未亡人の由来と対義語
日常ではあまり使われませんが、小説などで使われる表現に、未亡人という言葉があります。
未亡人とは、夫に先立たれ、再婚しない女性、という意味で、男性に使うことはありません。
未亡人の漢字を見ると、「未だ亡くならない人」と書きます。
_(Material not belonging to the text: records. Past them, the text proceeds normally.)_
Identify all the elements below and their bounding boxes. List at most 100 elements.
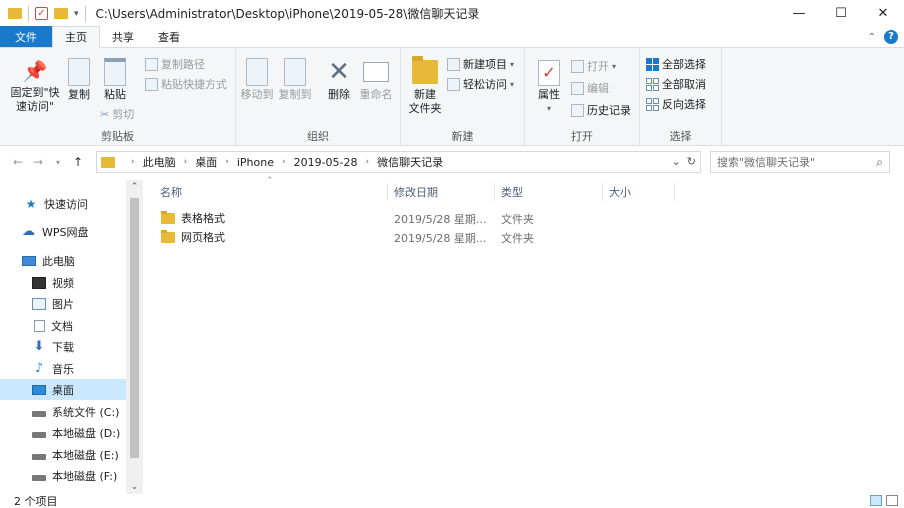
tab-file[interactable]: 文件 bbox=[0, 26, 52, 47]
picture-icon bbox=[32, 297, 46, 310]
column-header-name[interactable]: 名称 bbox=[160, 181, 182, 203]
scrollbar-thumb[interactable] bbox=[130, 198, 139, 458]
breadcrumb-separator-icon[interactable]: › bbox=[366, 157, 370, 167]
delete-label: 删除 bbox=[328, 88, 350, 101]
table-row[interactable]: 表格格式 2019/5/28 星期... 文件夹 bbox=[153, 208, 534, 227]
tab-home[interactable]: 主页 bbox=[52, 26, 100, 48]
easy-access-button[interactable]: 轻松访问 ▾ bbox=[447, 76, 514, 92]
breadcrumb-separator-icon[interactable]: › bbox=[184, 157, 188, 167]
separator bbox=[84, 5, 86, 22]
breadcrumb-separator-icon[interactable]: › bbox=[282, 157, 286, 167]
cut-button[interactable]: ✂ 剪切 bbox=[100, 106, 134, 122]
recent-locations-chevron-icon[interactable]: ▾ bbox=[48, 158, 68, 167]
large-icons-view-icon[interactable] bbox=[886, 495, 898, 506]
desktop-icon bbox=[32, 384, 46, 395]
new-item-button[interactable]: 新建项目 ▾ bbox=[447, 56, 514, 72]
navigation-scrollbar[interactable]: ⌃ ⌄ bbox=[126, 180, 143, 494]
nav-item-pictures[interactable]: 图片 bbox=[0, 293, 126, 314]
edit-button[interactable]: 编辑 bbox=[571, 80, 609, 96]
new-folder-button[interactable]: 新建 文件夹 bbox=[405, 56, 445, 116]
nav-item-label: 视频 bbox=[52, 276, 74, 290]
delete-icon: ✕ bbox=[328, 57, 350, 87]
column-divider[interactable] bbox=[494, 183, 495, 201]
nav-item-drive-e[interactable]: 本地磁盘 (E:) bbox=[0, 444, 126, 465]
properties-quick-icon[interactable]: ✓ bbox=[35, 7, 48, 20]
nav-item-drive-f[interactable]: 本地磁盘 (F:) bbox=[0, 465, 126, 486]
clipboard-group: 📌 固定到"快 速访问" 复制 粘贴 复制路径 粘贴快捷方式 ✂ 剪切 剪贴板 bbox=[0, 48, 236, 146]
scroll-up-icon[interactable]: ⌃ bbox=[126, 182, 143, 192]
nav-item-label: 本地磁盘 (D:) bbox=[52, 426, 121, 440]
paste-button[interactable]: 粘贴 bbox=[100, 58, 130, 102]
column-header-date[interactable]: 修改日期 bbox=[394, 181, 438, 203]
cloud-icon: ☁ bbox=[22, 223, 35, 239]
nav-item-drive-d[interactable]: 本地磁盘 (D:) bbox=[0, 422, 126, 443]
nav-item-desktop[interactable]: 桌面 bbox=[0, 379, 126, 400]
history-button[interactable]: 历史记录 bbox=[571, 102, 631, 118]
breadcrumb-item[interactable]: 此电脑 bbox=[143, 154, 176, 170]
address-history-chevron-icon[interactable]: ⌄ bbox=[672, 155, 681, 168]
up-arrow-icon[interactable]: ↑ bbox=[68, 155, 88, 169]
refresh-icon[interactable]: ↻ bbox=[687, 155, 696, 168]
breadcrumb-item[interactable]: 2019-05-28 bbox=[294, 156, 358, 169]
scroll-down-icon[interactable]: ⌄ bbox=[126, 482, 143, 492]
rename-button[interactable]: 重命名 bbox=[358, 58, 394, 102]
breadcrumb-item[interactable]: iPhone bbox=[237, 156, 274, 169]
open-button[interactable]: 打开 ▾ bbox=[571, 58, 616, 74]
ribbon-tabs: 文件 主页 共享 查看 ⌃ ? bbox=[0, 26, 904, 48]
help-icon[interactable]: ? bbox=[884, 30, 898, 44]
nav-item-downloads[interactable]: ⬇ 下载 bbox=[0, 336, 126, 357]
nav-item-videos[interactable]: 视频 bbox=[0, 272, 126, 293]
nav-item-music[interactable]: ♪ 音乐 bbox=[0, 358, 126, 379]
minimize-button[interactable]: — bbox=[778, 0, 820, 27]
column-header-size[interactable]: 大小 bbox=[609, 181, 631, 203]
column-divider[interactable] bbox=[387, 183, 388, 201]
breadcrumb-item[interactable]: 微信聊天记录 bbox=[377, 154, 443, 170]
invert-selection-button[interactable]: 反向选择 bbox=[646, 96, 706, 112]
details-view-icon[interactable] bbox=[870, 495, 882, 506]
search-icon[interactable]: ⌕ bbox=[876, 155, 883, 170]
copy-button[interactable]: 复制 bbox=[64, 58, 94, 102]
easy-access-label: 轻松访问 bbox=[463, 78, 507, 91]
nav-item-documents[interactable]: 文档 bbox=[0, 315, 126, 336]
file-type: 文件夹 bbox=[501, 213, 534, 226]
breadcrumb-separator-icon[interactable]: › bbox=[131, 157, 135, 167]
nav-item-wps-cloud[interactable]: ☁ WPS网盘 bbox=[0, 221, 126, 242]
table-row[interactable]: 网页格式 2019/5/28 星期... 文件夹 bbox=[153, 227, 534, 246]
customize-toolbar-arrow-icon[interactable]: ▾ bbox=[74, 9, 79, 19]
folder-icon bbox=[101, 156, 115, 168]
select-group-label: 选择 bbox=[669, 130, 692, 143]
dropdown-arrow-icon: ▾ bbox=[510, 79, 515, 89]
select-none-button[interactable]: 全部取消 bbox=[646, 76, 706, 92]
search-box[interactable]: ⌕ bbox=[710, 151, 890, 173]
new-folder-quick-icon[interactable] bbox=[54, 8, 68, 19]
column-header-type[interactable]: 类型 bbox=[501, 181, 523, 203]
collapse-ribbon-icon[interactable]: ⌃ bbox=[868, 32, 876, 43]
nav-item-this-pc[interactable]: 此电脑 bbox=[0, 250, 126, 271]
paste-shortcut-button[interactable]: 粘贴快捷方式 bbox=[145, 76, 227, 92]
maximize-button[interactable]: ☐ bbox=[820, 0, 862, 27]
nav-item-label: 快速访问 bbox=[44, 197, 88, 211]
select-all-button[interactable]: 全部选择 bbox=[646, 56, 706, 72]
tab-view[interactable]: 查看 bbox=[146, 26, 192, 47]
breadcrumb-separator-icon[interactable]: › bbox=[225, 157, 229, 167]
pin-quick-access-button[interactable]: 📌 固定到"快 速访问" bbox=[6, 58, 64, 114]
history-icon bbox=[571, 103, 584, 117]
nav-item-quick-access[interactable]: ★ 快速访问 bbox=[0, 193, 126, 214]
forward-arrow-icon[interactable]: → bbox=[28, 155, 48, 169]
drive-icon bbox=[32, 474, 46, 481]
column-divider[interactable] bbox=[674, 183, 675, 201]
close-button[interactable]: ✕ bbox=[862, 0, 904, 27]
rename-icon bbox=[363, 62, 389, 82]
address-bar[interactable]: › 此电脑 › 桌面 › iPhone › 2019-05-28 › 微信聊天记… bbox=[96, 151, 701, 173]
copy-to-button[interactable]: 复制到 bbox=[278, 58, 312, 102]
delete-button[interactable]: ✕ 删除 bbox=[324, 58, 354, 102]
breadcrumb-item[interactable]: 桌面 bbox=[195, 154, 217, 170]
search-input[interactable] bbox=[717, 155, 867, 169]
tab-share[interactable]: 共享 bbox=[100, 26, 146, 47]
properties-button[interactable]: ✓ 属性 ▾ bbox=[535, 58, 563, 116]
nav-item-drive-c[interactable]: 系统文件 (C:) bbox=[0, 401, 126, 422]
move-to-button[interactable]: 移动到 bbox=[240, 58, 274, 102]
column-divider[interactable] bbox=[602, 183, 603, 201]
back-arrow-icon[interactable]: ← bbox=[8, 155, 28, 169]
copy-path-button[interactable]: 复制路径 bbox=[145, 56, 205, 72]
一体なぜ「未亡人」と書くのでしょうか。
これは、かつて中国には夫が亡くなったら妻もそれに従う、という考え方があり、夫が亡くなったにもかかわらず「未だ亡くならない人」と謙遜の意味で自称する際に使ったことに由来します。
古くは平安時代の書物にも「未亡人」という言葉は残っています。
現代はこうした意味合いはありませんが「未亡人」という文字だけ残り、夫に先立たれた女性を指すようになりました。
それでは、逆に反対語として「妻に先立たれた夫」という男性に使う「未亡人」のような言葉はないのでしょうか。
未亡人の対義語としては、「男やもめ」という言葉があります。
この「やもめ」とは、「寡」と書き、本来は夫が亡くなり再婚しない女性や独身の女性を意味し、妻を失くした男は「鰥」と言いましたが、「やもめ」は男女両方に使える言葉でもあります。
また特に男性を指し、「男やもめ」と言うこともあります。
ただ、「やもめ」というのは配偶者が亡くなり、再婚しない男女だけでなく、独身を貫く男女も指し、「男やもめ」も、独身男性や離婚したあと再婚しないで一人でいる男性も意味します。
ことわざにある「男やもめに蛆が湧き、女やもめに花が咲く」とは、妻を失った男や一人暮らしの男はついつい不潔な環境で生活するようになるのに対し、夫を失った女や一人暮らしの女は夫の世話もなくなり身ぎれいにして華やかになることを意味します。
ちなみに、英語では、未亡人を「widow」、対義語の男性形を「widower」と言います。
以上、未亡人の由来と対義語でした。